Yes, the right-wing, Koch Brother-funded think tank known as the Social Security Trustees have concluded that the current path of Social Security is unsustainable and Congress needs to make changes (such as cut benefits, raise taxes, or hike the retirement age) in order to push of insolvency for a few years. In other words, Congress needs to break its promises with respect to Social Security to keep the Ponzi Scheme going for a few more election cycles.
Social Security, in its current form, won’t be there for most people working today who are not close to retirement age. This is an unfortunate truth.
Other types of pensions, which are a rare breed these days outside of the public sector, have similar woes. Many public sector pensions–from San Jose to Chicago to New Jersey, Detroit, and more–have also promised too much to too many, with too few funds. Many private sector companies have phased out the pension in favor of a 401(k) with contributions, shifting savings responsibility from the corporation to the individual.

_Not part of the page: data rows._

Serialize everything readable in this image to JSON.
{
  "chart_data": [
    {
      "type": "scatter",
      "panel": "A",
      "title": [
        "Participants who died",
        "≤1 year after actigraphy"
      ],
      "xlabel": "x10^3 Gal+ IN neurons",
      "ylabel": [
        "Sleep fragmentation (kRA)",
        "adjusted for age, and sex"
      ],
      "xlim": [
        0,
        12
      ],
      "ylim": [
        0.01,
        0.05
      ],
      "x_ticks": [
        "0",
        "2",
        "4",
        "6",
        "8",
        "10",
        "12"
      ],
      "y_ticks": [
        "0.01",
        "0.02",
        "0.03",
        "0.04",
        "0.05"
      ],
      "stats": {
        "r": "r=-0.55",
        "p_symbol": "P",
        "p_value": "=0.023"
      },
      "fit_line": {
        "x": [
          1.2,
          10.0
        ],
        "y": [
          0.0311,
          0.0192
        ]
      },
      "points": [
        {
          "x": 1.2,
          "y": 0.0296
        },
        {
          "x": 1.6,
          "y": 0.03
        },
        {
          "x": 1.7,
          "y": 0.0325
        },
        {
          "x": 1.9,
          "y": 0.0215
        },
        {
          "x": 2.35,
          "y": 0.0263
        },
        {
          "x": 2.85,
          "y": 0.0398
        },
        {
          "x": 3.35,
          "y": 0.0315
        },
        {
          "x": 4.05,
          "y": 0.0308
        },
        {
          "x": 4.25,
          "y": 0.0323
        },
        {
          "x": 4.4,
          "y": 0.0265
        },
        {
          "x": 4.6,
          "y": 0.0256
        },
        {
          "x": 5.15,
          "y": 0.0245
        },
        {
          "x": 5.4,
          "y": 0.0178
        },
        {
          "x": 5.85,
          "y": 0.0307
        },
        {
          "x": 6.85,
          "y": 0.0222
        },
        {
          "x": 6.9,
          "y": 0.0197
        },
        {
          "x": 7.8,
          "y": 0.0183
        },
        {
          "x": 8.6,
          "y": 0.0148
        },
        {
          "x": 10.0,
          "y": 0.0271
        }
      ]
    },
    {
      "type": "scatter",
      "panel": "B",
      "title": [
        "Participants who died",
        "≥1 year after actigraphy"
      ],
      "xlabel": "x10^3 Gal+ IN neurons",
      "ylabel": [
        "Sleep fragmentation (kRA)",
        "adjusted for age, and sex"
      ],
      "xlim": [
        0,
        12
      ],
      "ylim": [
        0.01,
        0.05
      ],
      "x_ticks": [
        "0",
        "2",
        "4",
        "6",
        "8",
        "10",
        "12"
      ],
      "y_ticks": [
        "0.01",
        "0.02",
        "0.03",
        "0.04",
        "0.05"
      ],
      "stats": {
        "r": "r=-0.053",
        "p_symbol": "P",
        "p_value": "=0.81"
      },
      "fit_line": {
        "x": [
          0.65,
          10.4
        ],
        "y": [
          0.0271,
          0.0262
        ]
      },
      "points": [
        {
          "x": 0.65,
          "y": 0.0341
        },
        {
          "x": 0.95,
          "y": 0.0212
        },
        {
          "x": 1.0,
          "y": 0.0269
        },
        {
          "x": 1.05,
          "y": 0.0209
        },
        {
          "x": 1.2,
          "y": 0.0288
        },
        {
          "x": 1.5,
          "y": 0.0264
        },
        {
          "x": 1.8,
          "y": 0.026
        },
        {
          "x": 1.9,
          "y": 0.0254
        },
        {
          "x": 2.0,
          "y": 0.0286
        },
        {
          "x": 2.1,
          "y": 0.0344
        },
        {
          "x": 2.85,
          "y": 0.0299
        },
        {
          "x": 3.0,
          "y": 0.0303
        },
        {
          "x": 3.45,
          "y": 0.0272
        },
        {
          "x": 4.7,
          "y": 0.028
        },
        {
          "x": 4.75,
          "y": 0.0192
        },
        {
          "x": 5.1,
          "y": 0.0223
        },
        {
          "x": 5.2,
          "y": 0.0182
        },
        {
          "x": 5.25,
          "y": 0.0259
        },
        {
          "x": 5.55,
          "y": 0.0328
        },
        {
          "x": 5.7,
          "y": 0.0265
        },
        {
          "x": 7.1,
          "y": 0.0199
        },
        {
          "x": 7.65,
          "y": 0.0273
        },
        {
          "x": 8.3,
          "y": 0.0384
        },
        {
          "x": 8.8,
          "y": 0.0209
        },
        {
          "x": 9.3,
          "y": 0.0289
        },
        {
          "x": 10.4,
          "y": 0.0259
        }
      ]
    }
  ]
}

In some ways, the responsibility shift is better. By this, I mean that ownership of one’s own retirement is a better means of having a secure retirement than relying on someone else’s promise. What happens if the promise is broken and one simply relied on the pension as the sole means of retirement funds?
The other general problem that I see with retirement savings is the high cost of living eats into people’s disposable income to the point where retirement savings is difficult, if not impossible. I’ve discussed issues with the cost of living numerous times here. The basic premise is that the cost of the most important things needed for life (food, fuel, education, and health care) have steadily risen over the years. Wages have not kept up with the growth.
The canard pushed by the left is that a simple minimum wage hike will solve all of these problems. Not so fast, my friend. A hike in the minimum wage–like government policies which regulate and increase the cost of doing business–raises prices for goods, which will eat into any “raise” granted by government fiat. This will hurt all wage earners, particularly those at or just above the minimum wage.
What really needs to be done is to have government get out of the way of business and cut regulations which raise the cost of doing business, freeing up capital to stay within the business itself and permit jobs which pay higher than minimum wage to be created. Of course, this takes time and wage increases (in theory) come with productivity increases, which are a function of a given business meeting demand for a good or service. A freer market in terms of business regulations should also permit more entrants into the given business, which would be a net gain for workers.
Even so, workers should begin to save for retirement today. As demonstrated by Richard Russell, time is nearly as important of an asset for savings as principal, when compound interest is factored in. Young workers (even those making minimum wage) socking away $50 a week can, over time, compound that money into a million dollars. That assumes no raises, no financial windfalls, and a return of 10% (dividends and growth), which is not particularly aggressive.
In other words–no matter what your income is or where you are working–start saving today.
As always, free markets are better markets.